By Cliff Ennico
“I started a solo law practice last year. As part of my marketing efforts, I encourage my clients to post positive reviews on their websites and social media pages.
“Well, I just found out that a client posted a highly negative review of me on Avvo.com.” (Note: Avvo is an online review site — similar to Yelp — where people can review lawyers and other legal professionals.) “I was shocked. Not only did the client not warn me he was going to do this, but he told me to my face he liked the job I did and would say nothing but positive things about me.
“Part of me wants to just ignore this. Another part of me wants to respond and tell the truth about what happened. And all of me wants to strangle this client. What should I do?”
First of all, I would advise against strangulation — go online and search “(your state) first degree murder” and you will see why.
Few things in a business owner’s life burn your breakfast like a negative review, especially where (like here) it comes out of the blue.
You can always sue the person for defamation or libel. This means the person intentionally published a false and misleading statement of fact about you with the goal of hurting you and your practice. It will cost you tons of time and money, however, and there’s no guarantee you will win. If a judge finds that the person was merely expressing an opinion, you will probably lose. The last time I looked, people are entitled to their opinions in the U.S.
You will not be able to sue the website where this review appeared. Section 230 of the Communications Decency Act of 1996 gives website owners extremely broad protection from defamation lawsuits involving content posted by other people. A number of lawsuits (mostly involving dentists, for some reason) have tried to force websites to delete negative reviews from dissatisfied clients, but almost all have failed because of Section 230.
You could ignore the review altogether, but think carefully before you do. Lots of people check online reviews before hiring professionals, and if they know about Avvo, they will look there. Here’s Cliff Ennico’s rule: If the review looks like an incoherent rant posted by someone who was raging drunk at 4 o’clock in the morning, with misspelled words, bad grammar and few solid facts that would indicate you didn’t do your job, ignore the review because most people won’t take the review seriously.

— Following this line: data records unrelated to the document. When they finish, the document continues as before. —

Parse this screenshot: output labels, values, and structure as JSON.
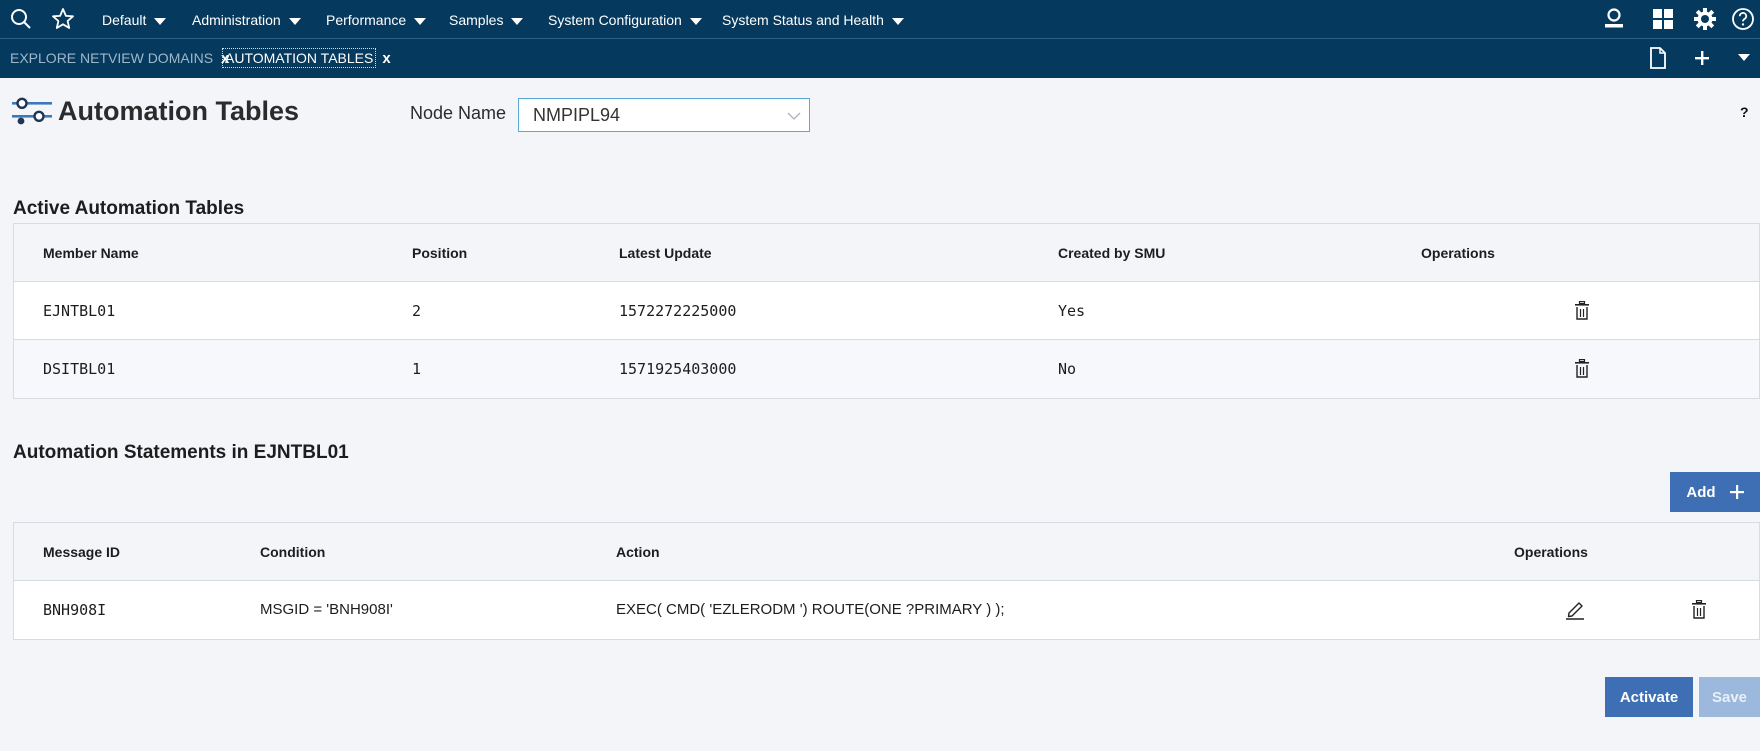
{
  "topnav": {
    "menus": [
      {
        "label": "Default"
      },
      {
        "label": "Administration"
      },
      {
        "label": "Performance"
      },
      {
        "label": "Samples"
      },
      {
        "label": "System Configuration"
      },
      {
        "label": "System Status and Health"
      }
    ],
    "icons": [
      "search-icon",
      "star-icon",
      "user-icon",
      "grid-icon",
      "settings-icon",
      "help-icon"
    ]
  },
  "tabs": [
    {
      "label": "EXPLORE NETVIEW DOMAINS",
      "close": "x",
      "active": false
    },
    {
      "label": "AUTOMATION TABLES",
      "close": "x",
      "active": true
    }
  ],
  "header": {
    "title": "Automation Tables",
    "node_label": "Node Name",
    "node_value": "NMPIPL94",
    "help": "?"
  },
  "active_tables": {
    "title": "Active Automation Tables",
    "columns": [
      "Member Name",
      "Position",
      "Latest Update",
      "Created by SMU",
      "Operations"
    ],
    "rows": [
      {
        "member": "EJNTBL01",
        "position": "2",
        "latest_update": "1572272225000",
        "smu": "Yes"
      },
      {
        "member": "DSITBL01",
        "position": "1",
        "latest_update": "1571925403000",
        "smu": "No"
      }
    ]
  },
  "statements": {
    "title": "Automation Statements in EJNTBL01",
    "add_label": "Add",
    "columns": [
      "Message ID",
      "Condition",
      "Action",
      "Operations"
    ],
    "rows": [
      {
        "message_id": "BNH908I",
        "condition": "MSGID = 'BNH908I'",
        "action": "EXEC( CMD( 'EZLERODM ') ROUTE(ONE ?PRIMARY ) );"
      }
    ]
  },
  "footer": {
    "activate_label": "Activate",
    "save_label": "Save"
  },
  "colors": {
    "nav": "#05395e",
    "primary": "#3e6fb5",
    "disabled": "#9cb8dd",
    "background": "#f3f5f9"
  }
}
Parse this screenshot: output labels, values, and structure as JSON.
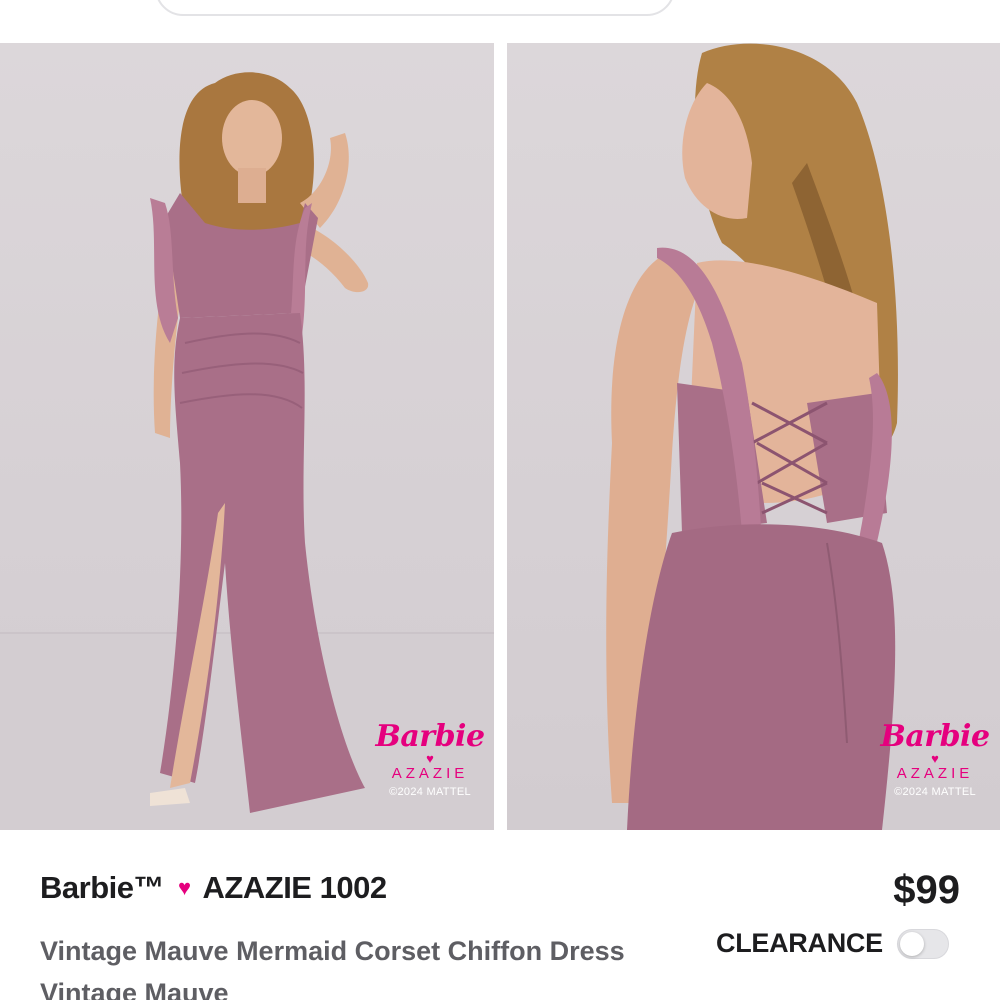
{
  "colors": {
    "brand_pink": "#e5007e",
    "dress_mauve": "#a96f88",
    "text_dark": "#1d1d1f",
    "text_muted": "#5e5e63"
  },
  "images": [
    {
      "name": "product-photo-front",
      "watermark": {
        "barbie": "Barbie",
        "heart": "♥",
        "azazie": "AZAZIE",
        "copyright": "©2024 MATTEL"
      }
    },
    {
      "name": "product-photo-back",
      "watermark": {
        "barbie": "Barbie",
        "heart": "♥",
        "azazie": "AZAZIE",
        "copyright": "©2024 MATTEL"
      }
    }
  ],
  "product": {
    "brand_left": "Barbie™",
    "brand_heart": "♥",
    "brand_right": "AZAZIE 1002",
    "price": "$99",
    "clearance_label": "CLEARANCE",
    "clearance_on": false,
    "description": "Vintage Mauve Mermaid Corset Chiffon Dress Vintage Mauve"
  }
}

Not sure if a review falls into this category? Try reading the review out loud. If you come out sounding like Boris Badenov from the old “Rocky and Bullwinkle” cartoons, you probably shouldn’t respond. Responding to such a review only adds legitimacy to the person who posted it.
If a reasonable person is likely to take the review seriously, then you probably will need to respond to it. But you have to be extremely careful, because you are a lawyer. Lawyers cannot disclose confidential information about their clients (although clients are free to disclose whatever they like). If your respond to this review with a highly detailed explanation of “what really happened,” the client might be able to sue you (or go after your license) for disclosing confidential information.
You also want to be careful to show the world that you are a clear, calm, level-headed professional. Getting involved in a tit-for-tat argument with a client never ends well — even if you technically win, people will avoid you for fear you will treat them the same way if they have a legitimate complaint.
Here’s one way you might respond to the review: “I was extremely surprised to read your review below, as you told me in our last phone conversation you liked the work I did for you. This is the first I’ve heard you were not satisfied with my services, and I’m really sorry you feel this way. Please call me at your earliest convenience, as I’m happy to do anything I can, without charge, to address your concerns. Please do not respond with a posting to this site, as you know I cannot ethically disclose details of our lawyer-client relationship that must be kept confidential and are protected by the attorney-client privilege.”
By responding this way, you’ve done several good things. First, you’ve shown the world you are a responsible attorney who cares deeply about client satisfaction. Secondly, by saying, “This is the first I’ve heard of this,” you suggest that the reviewer did not give you the chance to make the situation right before posting the review, which puts him in a negative light. Lastly, by pointing out your obligation of confidentiality, you are telling the world why you cannot defend yourself in a way that puts you squarely on the high ground.
If the reviewer responds to this message online, reply with the short statement: “Per my previous posting, please call me, as I am not ethically permitted to have this conversation online.”
Then forget about it, treat yourself to a brandy and get on with your practice. You’ve done the best you can do.